A inveja também pode estar por trás dessa tendência. Se você não é capaz de produzir coisas bonitas, e morre de inveja daqueles que conseguem, que caminho é mais fácil para atacar e destruir o belo do que afirmar que não existe, que não podemos, de forma minimamente objetiva, distinguir a beleza da feiura? Mata-se a estética! Como diz Reinaldo Arenas, escritor e dissidente cubano, em Antes que anoiteça:
"A própria beleza é perigosa em si, conflituosa para toda ditadura, porque implica um âmbito que vai além dos limites em que essa ditadura submete os seres humanos; é um território que escapa ao controle da polícia política e onde, portanto, não pode reinar. Por isso mesmo, irrita todos os ditadores, que querem destruí-la de qualquer maneira. A beleza sob um sistema ditatorial é sempre dissidente, porque toda ditadura é por si mesma antiestética, grotesca; praticá-la representa, para o ditador e seus agentes, uma atitude escapista ou reacionária."
Isso vale para a ditadura velada do politicamente correto também. Em nome da “democratização” da cultura, a esquerda caviar sobe o morro e abraça o gueto, assumindo que tudo que vem desses lugares é ótimo.

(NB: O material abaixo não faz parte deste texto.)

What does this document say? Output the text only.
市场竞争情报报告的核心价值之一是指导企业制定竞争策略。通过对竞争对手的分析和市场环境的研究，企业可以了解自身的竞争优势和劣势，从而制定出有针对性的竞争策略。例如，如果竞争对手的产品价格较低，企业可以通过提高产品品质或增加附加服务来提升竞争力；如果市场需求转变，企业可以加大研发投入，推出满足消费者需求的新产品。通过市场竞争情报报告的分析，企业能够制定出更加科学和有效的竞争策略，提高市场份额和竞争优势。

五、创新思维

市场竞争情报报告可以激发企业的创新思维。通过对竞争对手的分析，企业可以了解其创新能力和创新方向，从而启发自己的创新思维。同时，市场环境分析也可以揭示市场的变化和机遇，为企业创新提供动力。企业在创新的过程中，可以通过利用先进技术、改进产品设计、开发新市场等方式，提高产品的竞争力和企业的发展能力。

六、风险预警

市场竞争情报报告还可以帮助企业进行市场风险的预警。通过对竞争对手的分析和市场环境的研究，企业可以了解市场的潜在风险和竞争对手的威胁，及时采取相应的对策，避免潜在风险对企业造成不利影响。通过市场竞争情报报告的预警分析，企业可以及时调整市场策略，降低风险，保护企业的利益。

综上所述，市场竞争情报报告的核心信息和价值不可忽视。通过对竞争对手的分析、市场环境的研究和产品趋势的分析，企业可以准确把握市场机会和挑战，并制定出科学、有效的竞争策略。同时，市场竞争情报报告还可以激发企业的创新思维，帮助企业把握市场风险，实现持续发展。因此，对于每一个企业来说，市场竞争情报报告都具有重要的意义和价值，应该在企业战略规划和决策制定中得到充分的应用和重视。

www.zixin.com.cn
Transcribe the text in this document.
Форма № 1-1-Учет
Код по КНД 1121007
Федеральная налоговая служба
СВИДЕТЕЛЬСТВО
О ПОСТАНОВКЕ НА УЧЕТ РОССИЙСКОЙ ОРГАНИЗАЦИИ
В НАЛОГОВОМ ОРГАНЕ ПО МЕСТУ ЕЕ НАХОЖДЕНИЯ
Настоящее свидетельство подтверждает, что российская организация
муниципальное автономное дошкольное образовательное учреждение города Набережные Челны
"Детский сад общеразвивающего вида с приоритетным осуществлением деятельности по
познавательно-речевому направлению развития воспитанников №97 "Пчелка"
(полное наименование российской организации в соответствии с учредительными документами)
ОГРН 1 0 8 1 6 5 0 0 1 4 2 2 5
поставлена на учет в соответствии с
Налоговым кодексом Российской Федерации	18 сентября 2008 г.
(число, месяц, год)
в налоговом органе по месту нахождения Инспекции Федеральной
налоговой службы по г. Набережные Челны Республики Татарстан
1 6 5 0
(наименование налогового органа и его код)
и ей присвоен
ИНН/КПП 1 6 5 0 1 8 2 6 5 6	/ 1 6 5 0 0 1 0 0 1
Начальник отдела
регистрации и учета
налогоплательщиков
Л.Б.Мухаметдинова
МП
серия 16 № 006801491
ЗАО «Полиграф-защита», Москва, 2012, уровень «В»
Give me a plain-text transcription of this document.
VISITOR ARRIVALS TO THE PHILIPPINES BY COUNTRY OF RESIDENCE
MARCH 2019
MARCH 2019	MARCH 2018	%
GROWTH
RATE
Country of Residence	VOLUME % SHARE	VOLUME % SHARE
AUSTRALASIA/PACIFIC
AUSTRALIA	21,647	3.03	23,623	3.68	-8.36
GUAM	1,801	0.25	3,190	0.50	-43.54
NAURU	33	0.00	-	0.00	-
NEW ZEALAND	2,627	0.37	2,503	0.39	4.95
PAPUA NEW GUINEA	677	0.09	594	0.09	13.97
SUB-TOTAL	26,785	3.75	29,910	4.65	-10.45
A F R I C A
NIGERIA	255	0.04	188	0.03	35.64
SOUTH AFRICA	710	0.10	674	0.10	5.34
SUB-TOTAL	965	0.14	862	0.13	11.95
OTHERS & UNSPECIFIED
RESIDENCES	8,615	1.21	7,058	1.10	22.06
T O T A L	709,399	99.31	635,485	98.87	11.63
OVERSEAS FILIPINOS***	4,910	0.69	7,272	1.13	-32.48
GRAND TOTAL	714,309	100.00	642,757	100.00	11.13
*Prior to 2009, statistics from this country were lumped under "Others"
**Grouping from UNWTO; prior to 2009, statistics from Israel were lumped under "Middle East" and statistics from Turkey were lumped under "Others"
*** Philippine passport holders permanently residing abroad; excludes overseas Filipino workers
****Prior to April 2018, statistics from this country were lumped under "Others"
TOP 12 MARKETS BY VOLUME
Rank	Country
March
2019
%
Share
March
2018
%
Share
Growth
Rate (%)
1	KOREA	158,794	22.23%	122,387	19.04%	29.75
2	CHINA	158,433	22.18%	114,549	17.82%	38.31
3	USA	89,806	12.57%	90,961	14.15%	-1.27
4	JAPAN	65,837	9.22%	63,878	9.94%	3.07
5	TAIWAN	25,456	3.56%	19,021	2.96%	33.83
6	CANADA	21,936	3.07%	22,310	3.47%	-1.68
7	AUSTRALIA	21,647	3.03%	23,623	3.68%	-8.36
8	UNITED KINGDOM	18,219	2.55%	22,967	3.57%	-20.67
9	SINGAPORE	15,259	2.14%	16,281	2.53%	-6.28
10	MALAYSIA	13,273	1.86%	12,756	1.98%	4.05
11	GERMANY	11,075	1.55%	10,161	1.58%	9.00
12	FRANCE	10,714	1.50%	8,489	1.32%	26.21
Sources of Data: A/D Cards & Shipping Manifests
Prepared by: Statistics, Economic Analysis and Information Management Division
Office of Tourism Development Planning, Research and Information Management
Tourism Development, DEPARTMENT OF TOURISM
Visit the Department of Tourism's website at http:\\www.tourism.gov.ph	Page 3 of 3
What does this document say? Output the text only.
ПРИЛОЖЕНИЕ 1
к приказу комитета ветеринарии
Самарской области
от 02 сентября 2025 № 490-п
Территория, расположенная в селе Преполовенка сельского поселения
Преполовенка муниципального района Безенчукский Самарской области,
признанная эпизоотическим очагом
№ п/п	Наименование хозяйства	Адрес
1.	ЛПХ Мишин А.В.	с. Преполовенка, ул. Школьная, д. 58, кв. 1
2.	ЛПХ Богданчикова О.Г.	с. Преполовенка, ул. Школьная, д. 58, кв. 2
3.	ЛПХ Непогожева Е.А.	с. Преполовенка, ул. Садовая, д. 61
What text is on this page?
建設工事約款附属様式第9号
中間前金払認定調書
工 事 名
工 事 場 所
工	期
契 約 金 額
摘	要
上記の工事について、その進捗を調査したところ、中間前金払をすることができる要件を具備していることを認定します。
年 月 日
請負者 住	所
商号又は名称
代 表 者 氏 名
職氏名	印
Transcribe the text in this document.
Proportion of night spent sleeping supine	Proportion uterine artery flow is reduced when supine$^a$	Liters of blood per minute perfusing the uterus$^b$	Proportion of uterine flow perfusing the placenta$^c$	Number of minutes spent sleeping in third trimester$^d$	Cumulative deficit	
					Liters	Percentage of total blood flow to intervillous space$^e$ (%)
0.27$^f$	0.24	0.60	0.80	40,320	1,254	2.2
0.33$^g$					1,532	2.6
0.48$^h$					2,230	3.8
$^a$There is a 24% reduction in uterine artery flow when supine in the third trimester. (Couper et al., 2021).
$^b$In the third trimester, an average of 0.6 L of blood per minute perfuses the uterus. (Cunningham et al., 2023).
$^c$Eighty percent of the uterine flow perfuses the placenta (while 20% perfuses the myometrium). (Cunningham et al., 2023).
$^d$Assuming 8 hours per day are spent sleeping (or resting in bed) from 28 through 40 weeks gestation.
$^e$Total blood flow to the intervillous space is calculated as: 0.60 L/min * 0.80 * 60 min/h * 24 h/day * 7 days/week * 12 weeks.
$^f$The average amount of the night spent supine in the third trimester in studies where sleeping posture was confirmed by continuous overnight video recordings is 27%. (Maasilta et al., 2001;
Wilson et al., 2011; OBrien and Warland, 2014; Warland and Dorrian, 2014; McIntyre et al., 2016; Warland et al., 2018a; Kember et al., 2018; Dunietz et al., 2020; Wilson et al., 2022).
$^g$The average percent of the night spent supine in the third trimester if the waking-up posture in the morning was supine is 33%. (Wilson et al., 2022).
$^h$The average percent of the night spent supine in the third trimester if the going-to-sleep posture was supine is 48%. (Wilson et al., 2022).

Vejam como é lindo a menina de doze anos que rebola até o chão quase nua! Está apenas se expressando, e quem somos nós, pequeno-burgueses, para condenarmos isso? Seria puro moralismo e elitismo. Puro preconceito.
A perda de padrões universais objetivos, na busca árdua da beleza para atingir níveis artísticos mais elevados, fez com que qualquer porcaria fosse enaltecida como uma legítima “expressão subjetiva”. Os medíocres celebraram: qualquer coisa poderia, agora, ser vista como obra de arte.